Kick Them, Kate

It's not too late to call the Royal Wedding off

Buckingham Palace yesterday reported that Her Majesty Queen Elizabeth II finally got around to meeting her grandson’s fiancée’s parents, Carol and Michael Middleton, at a private luncheon at Windsor Castle. You don’t see palaces reporting much of anything in this country, alas.

In case you’ve been in a coma since Kate Middleton and Prince William announced their engagement last November, there’s been a wee bit of unpleasantness regarding the commoner bride and her middle-class parents, who met when he was an air-traffic controller and she was a stewardess; the pair, self-made millionaires, now run an online party-goods store. (One of Kate’s uncles is purported to have the words NOUVEAU RICHE tattooed between his shoulder blades.) It’s been whispered that William’s friends don’t really like Kate, because she sometimes says “toilet” instead of “lavatory.” What is up with that shit?

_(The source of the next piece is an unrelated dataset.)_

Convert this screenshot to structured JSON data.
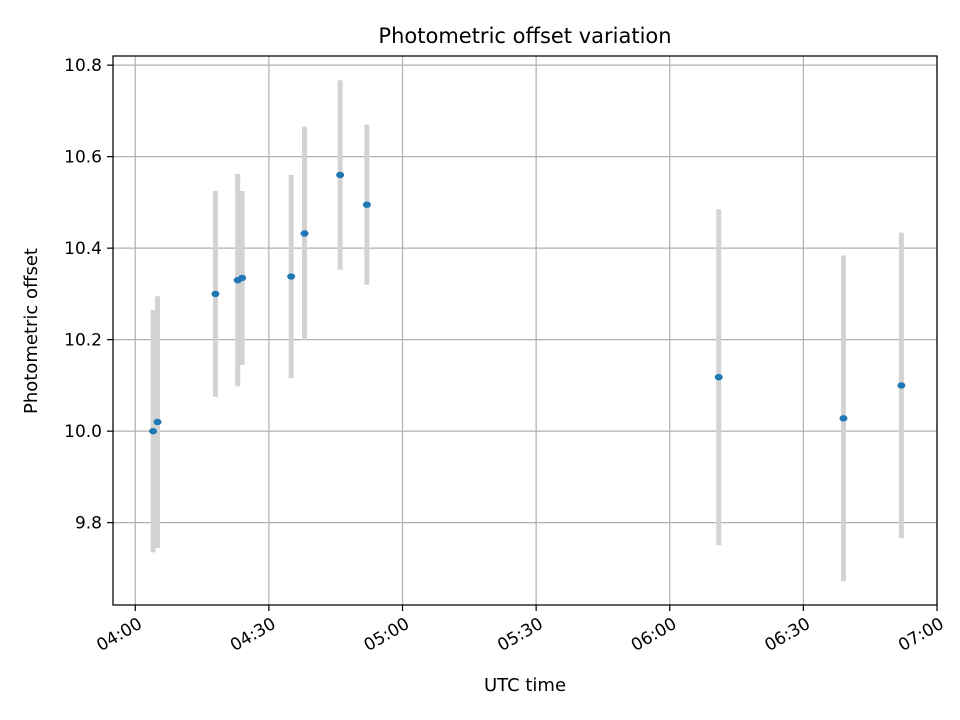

But what struck me about Buckingham Palace’s pronouncement is that the Middletons had never met the queen before. It’s, what, a week until the wedding now? It’s enough to make one believe the relationship between William and his grandmum is something less than chummy—and perhaps between his dad and her as well, which wouldn’t be a bit surprising seeing as he’s been stuck waiting there in line for her throne for the past 2,000 years. And all may well be less than copacetic between the queen and William’s stepmum, Camilla, who, while boasting a suitable pedigree, also cheated on her husband with Prince Charles even though the rogue prince was godfather to their son.

It’s really quite confusing up there amid the rarefied air of the upper classes. But Camilla’s husband’s since remarried, she and Charles have married, William is wedding Kate, and all’s well despite the tragic death of Camilla’s rival, the Princess of Wales, and those nasty phone-tapped conversations about tampons. I’m sure the bride will look lovely, no matter who makes her dress. We’ll all be buried in a flood of wedding kitsch. And then the Royals can get back to the sorts of bad behavior, insensitivity, churlishness and idiocy that make them so endearing and enduring. Long live the Queen!